I have been a total hypocrite lately. And I have been sleeping with another guy.
I know, and often tell parents, how important self-care is and how WONDERFUL yoga is for the body AND mind (by moving out stagnant emotional energy and learning coping skills), but the honest truth is today is the first day I did yoga in over a MONTH.
You see, my youngest hit a sleep regression.
I’m not positive if it was the 18 or the 24 month, because he’s smack in the middle of both, but either way, the brief glimpses of him sleeping through the night completely disappeared.
I like to do my yoga early in the morning, before the kids are awake and when I have the energy to do it.
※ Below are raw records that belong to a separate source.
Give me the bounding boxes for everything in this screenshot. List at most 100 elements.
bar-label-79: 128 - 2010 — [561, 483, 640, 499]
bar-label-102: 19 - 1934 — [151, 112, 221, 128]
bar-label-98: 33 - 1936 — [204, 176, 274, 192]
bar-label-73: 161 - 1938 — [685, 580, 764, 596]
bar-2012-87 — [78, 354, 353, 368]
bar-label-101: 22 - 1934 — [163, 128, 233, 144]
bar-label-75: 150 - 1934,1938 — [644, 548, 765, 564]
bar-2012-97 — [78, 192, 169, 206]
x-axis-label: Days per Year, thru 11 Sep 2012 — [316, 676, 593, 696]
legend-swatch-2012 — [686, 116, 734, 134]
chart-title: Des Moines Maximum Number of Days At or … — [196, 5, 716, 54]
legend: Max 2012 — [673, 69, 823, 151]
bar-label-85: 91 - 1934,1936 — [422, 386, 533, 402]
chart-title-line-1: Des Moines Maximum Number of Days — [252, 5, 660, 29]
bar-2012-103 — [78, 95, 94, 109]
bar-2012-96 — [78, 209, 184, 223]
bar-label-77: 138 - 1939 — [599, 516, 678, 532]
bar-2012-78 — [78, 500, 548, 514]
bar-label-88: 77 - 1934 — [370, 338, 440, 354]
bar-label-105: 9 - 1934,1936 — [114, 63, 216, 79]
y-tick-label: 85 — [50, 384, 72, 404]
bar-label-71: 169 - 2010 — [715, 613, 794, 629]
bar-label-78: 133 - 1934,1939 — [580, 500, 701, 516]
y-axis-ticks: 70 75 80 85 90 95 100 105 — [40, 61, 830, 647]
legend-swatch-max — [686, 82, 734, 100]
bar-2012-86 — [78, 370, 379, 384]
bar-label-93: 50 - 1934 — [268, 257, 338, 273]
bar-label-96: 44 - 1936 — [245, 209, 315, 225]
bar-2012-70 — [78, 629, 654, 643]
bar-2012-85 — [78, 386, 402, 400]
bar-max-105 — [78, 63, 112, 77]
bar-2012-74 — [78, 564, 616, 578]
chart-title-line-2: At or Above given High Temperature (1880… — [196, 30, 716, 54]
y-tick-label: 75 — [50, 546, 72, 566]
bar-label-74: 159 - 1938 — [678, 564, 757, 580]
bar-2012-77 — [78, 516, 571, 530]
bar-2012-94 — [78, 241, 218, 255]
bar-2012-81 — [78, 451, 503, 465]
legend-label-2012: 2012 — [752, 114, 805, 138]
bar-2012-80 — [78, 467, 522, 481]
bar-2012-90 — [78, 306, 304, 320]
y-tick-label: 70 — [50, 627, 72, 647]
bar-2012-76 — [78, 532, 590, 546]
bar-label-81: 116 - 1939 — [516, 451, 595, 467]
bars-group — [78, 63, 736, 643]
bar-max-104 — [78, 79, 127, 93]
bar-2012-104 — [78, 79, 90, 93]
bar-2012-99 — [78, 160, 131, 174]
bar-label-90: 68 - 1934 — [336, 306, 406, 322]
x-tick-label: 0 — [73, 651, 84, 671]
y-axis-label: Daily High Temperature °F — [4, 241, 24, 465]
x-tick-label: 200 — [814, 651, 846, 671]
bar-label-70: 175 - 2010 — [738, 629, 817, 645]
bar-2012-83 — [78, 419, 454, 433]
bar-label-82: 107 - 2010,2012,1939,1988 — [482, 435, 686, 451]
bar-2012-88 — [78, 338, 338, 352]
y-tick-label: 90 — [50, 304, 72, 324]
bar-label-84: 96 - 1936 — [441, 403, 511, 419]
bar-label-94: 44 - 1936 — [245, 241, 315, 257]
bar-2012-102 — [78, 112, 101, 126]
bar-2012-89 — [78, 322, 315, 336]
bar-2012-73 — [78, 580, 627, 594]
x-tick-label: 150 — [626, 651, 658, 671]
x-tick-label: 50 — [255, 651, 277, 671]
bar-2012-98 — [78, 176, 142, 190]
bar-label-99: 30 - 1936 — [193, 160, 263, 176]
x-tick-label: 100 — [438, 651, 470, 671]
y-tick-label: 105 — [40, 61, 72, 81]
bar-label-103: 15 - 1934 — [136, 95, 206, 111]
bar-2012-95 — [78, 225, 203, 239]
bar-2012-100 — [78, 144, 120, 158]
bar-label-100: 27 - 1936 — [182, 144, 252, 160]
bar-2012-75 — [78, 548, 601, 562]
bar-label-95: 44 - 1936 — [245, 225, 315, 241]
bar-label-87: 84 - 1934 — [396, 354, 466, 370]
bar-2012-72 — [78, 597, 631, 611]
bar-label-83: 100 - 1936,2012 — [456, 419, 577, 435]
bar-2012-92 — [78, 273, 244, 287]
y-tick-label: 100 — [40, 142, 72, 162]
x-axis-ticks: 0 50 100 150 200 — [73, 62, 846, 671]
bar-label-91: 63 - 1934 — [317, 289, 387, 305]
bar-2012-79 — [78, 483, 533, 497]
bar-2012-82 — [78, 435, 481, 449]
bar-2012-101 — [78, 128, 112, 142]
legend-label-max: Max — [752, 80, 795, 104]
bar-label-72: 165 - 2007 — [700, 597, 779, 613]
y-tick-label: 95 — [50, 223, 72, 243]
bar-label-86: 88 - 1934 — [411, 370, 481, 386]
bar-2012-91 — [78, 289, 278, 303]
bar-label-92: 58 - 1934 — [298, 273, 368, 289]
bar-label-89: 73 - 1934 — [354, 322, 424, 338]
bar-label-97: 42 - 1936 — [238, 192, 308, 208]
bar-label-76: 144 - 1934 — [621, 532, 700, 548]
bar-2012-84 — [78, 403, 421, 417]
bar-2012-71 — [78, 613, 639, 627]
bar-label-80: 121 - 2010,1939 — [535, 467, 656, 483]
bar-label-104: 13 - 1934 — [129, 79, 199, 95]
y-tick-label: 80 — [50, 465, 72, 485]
Sometime in November I turned off my 5AM alarm and wondered if I’d ever be able to have my “miracle mornings” again.
But as I was gathering more research for my Developmental Guide, I learned even more than I already knew about resolving sleep associations and realized what I needed to do.
So what is a sleep association?
Basically, anything your kid has around when he falls asleep can be considered a sleep association.
So, if you sing to him, or rock him to sleep, or give him a bottle, then whenever he wakes up he’ll look for all of those same things to be present or he’ll lose his shit.
My lovely husband has always demanded that he “do” bedtime for my son. However, his version of doing bedtime was to sit in the chair and watch YouTube videos while he fell asleep, often rocking him or giving him a bottle at the same time.
I admit, I let this go on far longer than I should have, because I have another child who is very sensitive about bedtime and wanted me with her most of the process. Therefore it didn’t bother me (THAT much) to wake up still during the night and snuggle my boy, because I felt like both of us probably needed it.
But, now he’s older, and this is no longer serving either of us.
I always have been completely open to safe co-sleeping, but he wasn’t digging that either. Bringing him to bed just meant a very restless night, and he couldn’t get comfortable on me in the chair either, so neither of us was getting solid sleep after those night wakings.
He needs to have the best night of sleep possible, I need to give him more snuggles during the day, and all of us need me to have time for proper self-care (moving past the first level – adequate sleep).
5AM is early enough, but it’s super early if you’ve already been up half the night.
So, as I was deconstructing some remaining resistance to proper self-care last week, I realized that this was something I was allowing and needed to make a greater effort to correct.
To remove his sleep associations, I made him go a bit cold turkey, but knew he was ready for it.
- The first two nights I insisted that I did bedtime.
- We read stories and I offered milk.
- Then I turned off the lights and offered milk again, rocking and singing a bit.
- Next, I put him in his crib and told him goodnight, and sat in the chair (next to the crib) and sang lullabies to him.
- He protested. Now, protesting is not the same as crying, not at almost two years old. Once they hit 18 months, they will protest and fuss but that does not necessarily mean they are in the stress response. Usually the stress response cry is about impossible for a mother to ignore, it ignites us at every level to RESPOND and ASSIST. This was more like a tantrum.
- So, I would hold his hand, or rub his back, or his leg, and comfort him, and he never did cry. He would lay down, start to get comfortable, then get up, protest a little, then lay down, and repeat.
- I checked my energy the whole time, I stayed in something called coherence, and filled myself up with loving energy. This is important because then he is not getting any anxiety from me, and will actually entrain to (or match) my energy. If it’s okay with momma, it’s okay with me, basically.
- Finally, he laid down and fell asleep and I left.
That night he woke up once, at 4:30, which was much later than his normal wakings.
- The second night, it was pretty much the same deal, only I sat halfway to the door on the floor, but did all of the same comforting, and he laid down and got up about half as much as the first night. He slept through the night, and woke up at 6:30!
- The third night, my husband was annoyed and missing their time together, so he did bedtime, but actually ended up sitting closer to the door – which was going to be the next phase but that’s just where he ended up. My son slept until 6.
So, as you can see, the sleep associations I had to remove were:
1. Falling asleep on my husband
2. Being rocked to sleep
3. Listening to stupid videos while trying to fall asleep
Because we had to deal with his need for one of us to be with him, that meant we had to gradually increase the physical space between us, at a level that wasn’t enough to frighten him. There was no true crying and no fussing that went without comfort.
As we continue the process, we’ll move from being at the door to in the open door, to just outside of it, and finally out of sight.
This gradual process is the norm for any new activity with toddlers.
As adults we tend to forget what it’s like to have brand new experiences, but once you put yourself in their shoes and consider what they’re feeling and needing, you can determine a plan to slowly acclimate them to new situations.